I hold this is a joke... I can't tell anymore on ET whether something is in jest or in all seriousness anymore
http://www.physicsforums.com/showthread.php?t=542040&page=2 Someone mentioned the moment the Markov chain has its first stopped out 'loss', ruin R=1 is certain...even when p(win)=0.99...whatever that means.
Ah... you've tried to read a jackie h. thread.... which is, of course, where I got the idea of looking at prices in cauchy-hilbert space in which statically optimized medians of future prices allows me to capture 1e100% of the daily true range.
Excellent! I would also include the solutions of the matrix Schrödinger equation in the full Cauchy-Lanczos basis.

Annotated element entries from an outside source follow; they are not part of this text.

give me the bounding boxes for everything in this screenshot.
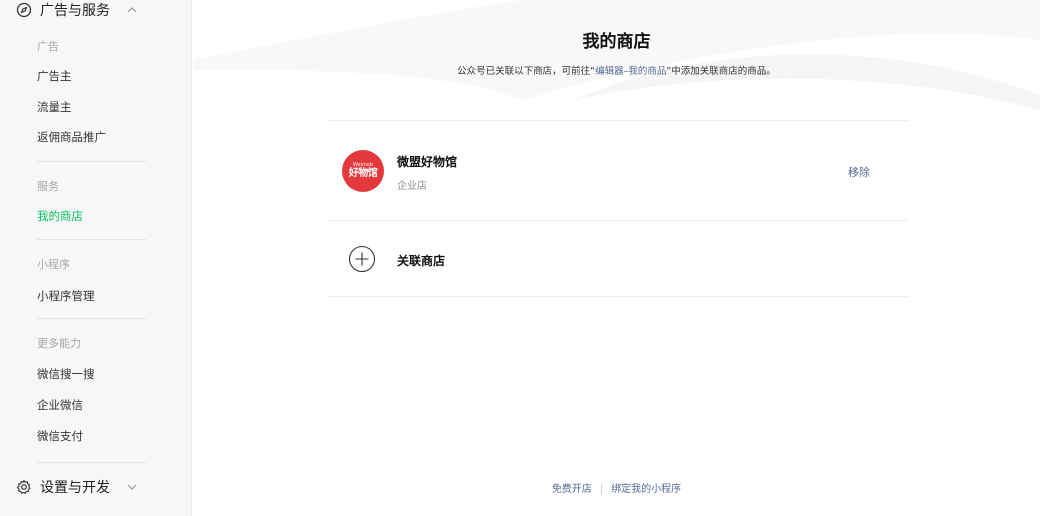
section-ads-header[interactable]: 广告与服务 [16, 0, 137, 20]
shop-type: 企业店 [397, 181, 427, 192]
divider [327, 220, 908, 221]
sidebar-item-wecom[interactable]: 企业微信 [37, 397, 83, 413]
chevron-down-icon[interactable] [126, 481, 138, 493]
sidebar-item-publisher[interactable]: 流量主 [37, 99, 72, 115]
section-ads-label: 广告与服务 [40, 3, 110, 19]
page-subtitle: 公众号已关联以下商店，可前往“编辑器–我的商品”中添加关联商店的商品。 [193, 63, 1040, 77]
group-title-more: 更多能力 [37, 337, 81, 350]
gear-icon [17, 479, 31, 494]
page-title: 我的商店 [582, 32, 651, 52]
bind-miniprogram-link[interactable]: 绑定我的小程序 [611, 484, 681, 495]
divider [327, 120, 908, 121]
section-settings-label: 设置与开发 [40, 480, 110, 496]
chevron-up-icon[interactable] [126, 4, 138, 16]
sidebar-item-advertiser[interactable]: 广告主 [37, 68, 72, 84]
divider [37, 462, 146, 463]
link-shop-button[interactable]: 关联商店 [397, 252, 445, 269]
editor-my-products-link[interactable]: 编辑器–我的商品 [595, 66, 666, 77]
group-title-services: 服务 [37, 180, 59, 193]
shop-logo-text: 好物馆 [348, 168, 378, 179]
section-settings-header[interactable]: 设置与开发 [16, 477, 137, 497]
subtitle-text-before: 公众号已关联以下商店，可前往“ [457, 66, 596, 77]
remove-shop-button[interactable]: 移除 [848, 164, 870, 180]
main-content: 我的商店 公众号已关联以下商店，可前往“编辑器–我的商品”中添加关联商店的商品。… [193, 0, 1040, 516]
add-circle-icon[interactable] [348, 245, 376, 273]
divider [37, 318, 146, 319]
divider [37, 239, 146, 240]
divider [327, 296, 908, 297]
shop-logo-brand: Weimob [352, 162, 374, 168]
sidebar-item-miniprogram-manage[interactable]: 小程序管理 [37, 288, 95, 304]
footer-links: 免费开店 | 绑定我的小程序 [193, 480, 1040, 495]
sidebar-item-wechat-search[interactable]: 微信搜一搜 [37, 366, 95, 382]
sidebar-item-my-store[interactable]: 我的商店 [37, 208, 83, 224]
footer-separator: | [599, 484, 604, 495]
group-title-miniprogram: 小程序 [37, 258, 70, 271]
subtitle-text-after: ”中添加关联商店的商品。 [666, 66, 776, 77]
group-title-ads: 广告 [37, 40, 59, 53]
shop-name: 微盟好物馆 [397, 155, 458, 169]
sidebar-item-rebate-promotion[interactable]: 返佣商品推广 [37, 129, 106, 145]
shop-logo: Weimob 好物馆 [342, 150, 384, 192]
free-open-store-link[interactable]: 免费开店 [552, 484, 592, 495]
sidebar: 广告与服务 广告 广告主 流量主 返佣商品推广 服务 我的商店 小程序 小程序管… [0, 0, 192, 516]
compass-icon [16, 2, 32, 18]
sidebar-item-wechat-pay[interactable]: 微信支付 [37, 428, 83, 444]
divider [37, 161, 146, 162]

No. It's not. It's been explained in the previous posts. Given infinite time (intraday bill's specification), risk of ruin is 100%;
For this simplified model, we can try to apply that to trading... If p(win)=0.99 and q(loss)=0.01, and each trade is independent for a fixed bet, then the probability of losing at least once after n trials is 1−0.99^n. It's clear that the probability of losing at least once becomes large for large n, which sets off the initial condition for total ruin. IMO, For e.g, if system has p(win)=0.8, we should reduce trade size after 6 trials since 1-0.8^6~0.8. In general, reduce size when prob. of losing at least once after n trials = p(win). This probability value also seems to oscillate back if we view it from the opposite direction .i.e. prob. of winning at least once = 1-0.2^n = q(loss) after a while, when n becomes larger, we can increase trade size again?
I'm pretty sure this is wrong: the correct solution for even this simple case will require the pay out of the win vs the loss relative to the initial capital level. Ruin, in finite time and finite capital, is a path-dependent concept; Thus, simply using p(win) and 1-p(win) won't get you all the way there.